La economía haitiana ha experimentado una contracción durante cuatro años consecutivos, disminuyendo un 1,7 por ciento en 2022, según datos del Banco Mundial.
«Solíamos ser autosuficientes en gran medida en términos de producción agrícola. Ahora, importamos prácticamente todo lo que consumimos», cuenta a DW el haitiano Robert Fatton, profesor en el Departamento de Política de la Universidad de Virginia en Estados Unidos.
«Y ahí creo que la comunidad internacional es un problema, porque los programas que han planteado siempre han estado orientados a la exportación y han destruido a largo plazo la economía agrícola de Haití», observa.
El legado del colonialismo
El pasado colonial y la intervención internacional son parte de las causas que han llevado a la actual situación del país. Esto, aunque Haití hizo historia en 1804, convirtiéndose en la primera nación en independizarse en América Latina.

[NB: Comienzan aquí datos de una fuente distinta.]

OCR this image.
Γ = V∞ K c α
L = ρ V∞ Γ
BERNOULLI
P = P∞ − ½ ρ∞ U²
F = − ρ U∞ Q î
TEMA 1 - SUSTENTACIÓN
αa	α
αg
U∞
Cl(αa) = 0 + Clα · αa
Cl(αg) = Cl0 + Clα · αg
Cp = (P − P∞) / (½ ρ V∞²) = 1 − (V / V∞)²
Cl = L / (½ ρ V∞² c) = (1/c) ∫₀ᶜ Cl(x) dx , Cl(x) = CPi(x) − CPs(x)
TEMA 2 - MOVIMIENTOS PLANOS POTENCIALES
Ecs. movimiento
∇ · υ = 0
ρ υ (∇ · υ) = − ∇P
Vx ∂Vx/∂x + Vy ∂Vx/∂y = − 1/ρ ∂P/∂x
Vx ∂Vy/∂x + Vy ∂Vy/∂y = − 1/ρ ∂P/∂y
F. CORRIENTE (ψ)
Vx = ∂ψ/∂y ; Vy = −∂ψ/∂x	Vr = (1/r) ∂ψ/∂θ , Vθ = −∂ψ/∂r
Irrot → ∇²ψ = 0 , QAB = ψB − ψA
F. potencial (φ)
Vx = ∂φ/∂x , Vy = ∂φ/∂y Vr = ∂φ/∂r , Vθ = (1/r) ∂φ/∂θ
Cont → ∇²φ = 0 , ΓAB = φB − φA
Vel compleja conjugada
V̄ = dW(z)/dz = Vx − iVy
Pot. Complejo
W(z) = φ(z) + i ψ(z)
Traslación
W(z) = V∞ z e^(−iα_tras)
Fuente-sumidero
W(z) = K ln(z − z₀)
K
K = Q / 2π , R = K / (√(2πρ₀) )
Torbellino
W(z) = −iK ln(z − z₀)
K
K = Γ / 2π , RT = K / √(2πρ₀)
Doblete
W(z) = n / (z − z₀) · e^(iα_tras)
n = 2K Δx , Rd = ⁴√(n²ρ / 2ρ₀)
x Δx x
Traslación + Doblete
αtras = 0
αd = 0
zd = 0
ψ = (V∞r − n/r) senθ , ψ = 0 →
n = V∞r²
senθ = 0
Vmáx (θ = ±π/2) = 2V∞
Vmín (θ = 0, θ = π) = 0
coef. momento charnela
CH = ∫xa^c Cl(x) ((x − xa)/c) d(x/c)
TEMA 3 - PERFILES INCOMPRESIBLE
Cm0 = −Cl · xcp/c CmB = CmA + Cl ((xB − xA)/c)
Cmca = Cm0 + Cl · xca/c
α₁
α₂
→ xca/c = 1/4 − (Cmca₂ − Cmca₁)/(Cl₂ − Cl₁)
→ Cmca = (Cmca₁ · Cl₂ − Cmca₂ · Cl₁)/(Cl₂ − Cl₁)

Pero el país lo tuvo difícil: Francia impuso a Haití un arancel del 50 por ciento de reducción a las importaciones francesas y una indemnización de 150 millones de francos (unos 21 mil millones de dólares de hoy), a cambio de reconocimiento diplomático de la nueva nación.
«Pero, al mismo tiempo, ¿por qué los gobernantes de Haití aceptaron pagar esa indemnización? Lo que estoy sugiriendo es que tenían especial interés en hacerlo para defender su propiedad», afirma a DW Robert Fatton.
Racismo y desigualdad
El politólogo haitiano de la Universidad de Virginia explica que el colonialismo dejó un legado de racismo y desigualdad que ha continuado afectando el tejido social y económico del país hasta la actualidad, creando barreras significativas para el desarrollo y la igualdad.
Algo en lo que coincide otro politólogo haitiano, Louis Jean Pierre Loriston: «Solamente los hijos de los militares y la élite política podían tener estudios. Porque ellos sabían que si mantenían a esta clase campesina -los antiguos esclavos- en la oscuridad, sin educación, ellos nunca iban a poder salir a reivindicarse».
¿Cómo sacar a Haití de la crisis?
Actualmente, el primer ministro Ariel Henry dirige el país sin un mandato constitucional, tras el asesinato de Jovenel Moïse, gobernando por decreto. Muchos haitianos están insatisfechos con Henry, que carece de legitimidad constitucional, pero es apoyado por la comunidad internacional.